ORIGINAL
Sylas The other way is to move your clock all over the ship, and use it as a "light ruler" at every point, and mark off distances that way. This will give you different distances from the "radar" method. It will also mean that the speed of light varies in different parts of the ship, from the perspective of an observer with a clock seeing how long it takes light to get from one point to another remote point.
ORIGINAL Responce ----- austin0______________________________________________________________________
The second ,the "light ruler" ,
moving a clock around as a measure, is
not valid in either inertial or accelerating frames for determining distance or ,testing and establishing synchronicity
unless
the fundamental principle that
moving a clock [ ie:at a relative velocity]
neccessarily causes time dilation and loss of synchronicity with the system is
not valid.
Would you agree with this or not?
=sylas;2303547]No, I do not agree; but mainly because we are talking at cross purposes
austin0 interjectionI think it not neccessarily so much at cross purposes but is a question of crossed questions and answers. I asked a question and you are answering a different question.
The rulers are not moving with respect to each other. Rather, you have each point equipped with a clock and a ruler, and all the rulers are stationary with respect to each other... determined by the fact that the distances obtained between two rulers remains unchanged.
AS you can see above I was referring to the moving of the clocks and the effects of that movement and how that negated their reliability as gauges of distance or synchronicity.
In this context I would still very much like to get your responce.
You seem to have taken me as saying that the rulers are actually moving with respect to each other when they make the measurement. That's not the definition used. The rulers remain at unchanging distances from each other to make the measurement.
AS above, that is not what I took you as saying but now that you mention it, it brings up a relevant question; In the inertial reference frame that was the basis for the assumption of anisotropic dilation, it was determined that the front and the back of the system were
actually moving wrt each other. Now in the context of the accelerating frame you want to assume the actuality of the dilation but toss out the assumption of relative motion.
Isn't this a little selective?
That is precisely the method I proposed; except rather than cut lengths, I use a light ruler as the common reference. It's the same thing. You move the rulers (transport them) all over the ship, and then when they are all at rest with respect to each other (fixed distances) you have your co-ordinates defined by those rulers.
Note that in your method also, having the rulers moving past any point brings in a Lorentz contraction. That's why we require the rulers to be at rest -- at fixed separation.
Agreed. That it exactly why I scratched it as a serious consideration. Because according to the conditions of the Dilation theorem and many of the posts in this thread the concept of a fixed separation in this situation is inherently invalid and arbitrary.

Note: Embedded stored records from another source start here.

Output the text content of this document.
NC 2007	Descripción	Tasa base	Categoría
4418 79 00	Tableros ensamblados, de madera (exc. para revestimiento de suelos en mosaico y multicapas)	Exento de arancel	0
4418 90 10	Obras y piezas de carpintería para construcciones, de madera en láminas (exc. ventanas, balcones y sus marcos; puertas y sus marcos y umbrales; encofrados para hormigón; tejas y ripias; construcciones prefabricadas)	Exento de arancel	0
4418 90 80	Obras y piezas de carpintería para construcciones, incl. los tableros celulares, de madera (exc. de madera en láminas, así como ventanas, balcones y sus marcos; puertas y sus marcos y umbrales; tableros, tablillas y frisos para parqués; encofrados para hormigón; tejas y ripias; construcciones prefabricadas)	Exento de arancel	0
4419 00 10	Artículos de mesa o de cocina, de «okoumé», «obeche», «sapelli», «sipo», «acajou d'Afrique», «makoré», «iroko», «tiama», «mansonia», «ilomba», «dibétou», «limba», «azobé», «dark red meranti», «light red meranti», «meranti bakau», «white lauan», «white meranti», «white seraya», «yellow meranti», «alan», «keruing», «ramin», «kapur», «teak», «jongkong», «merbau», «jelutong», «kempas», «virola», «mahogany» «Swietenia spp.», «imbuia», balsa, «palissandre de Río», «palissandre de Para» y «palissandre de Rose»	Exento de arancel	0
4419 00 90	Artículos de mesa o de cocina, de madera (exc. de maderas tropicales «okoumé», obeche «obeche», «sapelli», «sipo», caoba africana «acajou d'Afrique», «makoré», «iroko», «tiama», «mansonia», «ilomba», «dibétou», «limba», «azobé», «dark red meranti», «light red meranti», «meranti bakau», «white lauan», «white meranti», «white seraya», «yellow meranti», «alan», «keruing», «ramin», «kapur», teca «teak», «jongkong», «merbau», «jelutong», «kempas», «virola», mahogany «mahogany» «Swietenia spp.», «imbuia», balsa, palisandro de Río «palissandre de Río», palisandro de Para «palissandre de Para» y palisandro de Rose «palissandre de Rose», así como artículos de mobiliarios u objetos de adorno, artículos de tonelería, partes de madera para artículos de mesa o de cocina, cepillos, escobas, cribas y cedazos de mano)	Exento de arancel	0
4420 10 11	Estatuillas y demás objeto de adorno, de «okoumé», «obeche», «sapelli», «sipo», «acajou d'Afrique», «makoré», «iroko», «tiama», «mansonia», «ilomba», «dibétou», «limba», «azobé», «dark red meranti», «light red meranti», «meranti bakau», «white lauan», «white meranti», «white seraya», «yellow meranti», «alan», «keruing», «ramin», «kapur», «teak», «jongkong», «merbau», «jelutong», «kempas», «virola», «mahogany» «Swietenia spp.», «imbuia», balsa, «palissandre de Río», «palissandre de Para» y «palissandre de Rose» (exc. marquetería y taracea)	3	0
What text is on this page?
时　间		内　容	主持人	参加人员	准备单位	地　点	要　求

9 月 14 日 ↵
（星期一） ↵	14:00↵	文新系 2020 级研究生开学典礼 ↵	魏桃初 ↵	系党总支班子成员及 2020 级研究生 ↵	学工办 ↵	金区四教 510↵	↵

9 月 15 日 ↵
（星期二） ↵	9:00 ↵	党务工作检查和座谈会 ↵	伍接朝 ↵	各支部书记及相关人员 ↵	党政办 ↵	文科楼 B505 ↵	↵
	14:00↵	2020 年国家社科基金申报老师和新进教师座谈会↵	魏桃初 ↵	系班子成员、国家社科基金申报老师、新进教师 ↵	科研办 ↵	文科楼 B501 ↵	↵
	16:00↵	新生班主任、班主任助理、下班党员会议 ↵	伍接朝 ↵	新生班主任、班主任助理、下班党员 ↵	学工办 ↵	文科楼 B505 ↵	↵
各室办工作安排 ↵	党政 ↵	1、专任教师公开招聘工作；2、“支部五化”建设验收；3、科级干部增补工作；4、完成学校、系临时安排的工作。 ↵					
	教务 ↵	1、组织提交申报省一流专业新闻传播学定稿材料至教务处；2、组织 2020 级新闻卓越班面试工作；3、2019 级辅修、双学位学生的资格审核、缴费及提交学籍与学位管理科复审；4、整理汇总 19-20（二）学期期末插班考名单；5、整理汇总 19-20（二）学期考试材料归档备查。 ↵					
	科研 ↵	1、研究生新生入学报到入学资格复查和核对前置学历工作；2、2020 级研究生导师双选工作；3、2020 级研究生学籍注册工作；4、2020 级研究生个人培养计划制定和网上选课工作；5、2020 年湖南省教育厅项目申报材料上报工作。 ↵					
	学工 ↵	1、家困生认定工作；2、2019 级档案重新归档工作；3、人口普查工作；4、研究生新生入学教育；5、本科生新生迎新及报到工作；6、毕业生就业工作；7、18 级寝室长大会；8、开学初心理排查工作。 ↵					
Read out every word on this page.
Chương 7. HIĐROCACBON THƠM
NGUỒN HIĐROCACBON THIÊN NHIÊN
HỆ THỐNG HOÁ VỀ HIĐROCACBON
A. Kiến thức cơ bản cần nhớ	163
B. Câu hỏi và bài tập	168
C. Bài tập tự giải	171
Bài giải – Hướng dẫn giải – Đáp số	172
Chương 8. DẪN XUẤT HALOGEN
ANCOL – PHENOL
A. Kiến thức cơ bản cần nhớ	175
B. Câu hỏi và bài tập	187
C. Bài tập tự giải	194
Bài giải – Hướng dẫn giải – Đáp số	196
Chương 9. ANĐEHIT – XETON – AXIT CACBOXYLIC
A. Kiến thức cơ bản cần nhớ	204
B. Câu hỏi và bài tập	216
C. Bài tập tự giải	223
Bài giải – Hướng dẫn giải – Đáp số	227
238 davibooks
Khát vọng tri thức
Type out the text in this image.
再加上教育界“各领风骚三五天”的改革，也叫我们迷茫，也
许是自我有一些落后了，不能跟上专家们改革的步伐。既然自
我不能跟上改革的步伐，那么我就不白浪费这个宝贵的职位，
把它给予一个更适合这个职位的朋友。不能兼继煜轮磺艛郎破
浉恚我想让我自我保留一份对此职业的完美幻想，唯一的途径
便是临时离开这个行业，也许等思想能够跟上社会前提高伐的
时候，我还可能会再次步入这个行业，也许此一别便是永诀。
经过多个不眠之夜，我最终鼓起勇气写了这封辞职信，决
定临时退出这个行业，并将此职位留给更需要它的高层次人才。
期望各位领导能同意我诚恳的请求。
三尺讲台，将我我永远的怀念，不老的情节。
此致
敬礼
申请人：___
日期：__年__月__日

Now... how do you propose to define time? I have been supposing that we have a single reference clock, and give the time at any other point as given by that clock. You can define "simultaneous" with the reference clock as being the midpoint of the interval for light to get from the reference clock to an event and then back.
If c is not invariant under the elementary conditions I outlined in the beginning of this question then I have no definitive proposal for a method to define or determine time. This is something I have in fact, spent considerable time thinking about prior to this thread without coming up with any viable ideas. So i am openly considering all the ideas presented by these posts and have already examined many of them. If I raise objections it is not out of contrarity or because I have some fixed simplistic idea of my own but because I do recognize the inate complexity and difficulty of establishing any method or reliable reference.
SR provides logically consistant and definitive answers to all questions regarding physics in inertial frames. No other assumptions or definitions of coordinates , etc. required. But SR came about, not as a purely theoretical deduction but as an empirical induction. The fact that physics operates identically in all inertial frames is not a contrived fact through deduced convention but is a simple intrinsic aspect of reality, recognized by Einstein and Galileo before him. But any consideration of accelerating frames, must of neccessity be purely theoretical deductions, because we ,at this point, lack the technological capability to achieve significant accelerations or velocities.
So I certainly do not presume to know which is correct of the various possible assumptions , I am just trying to learn what they all are.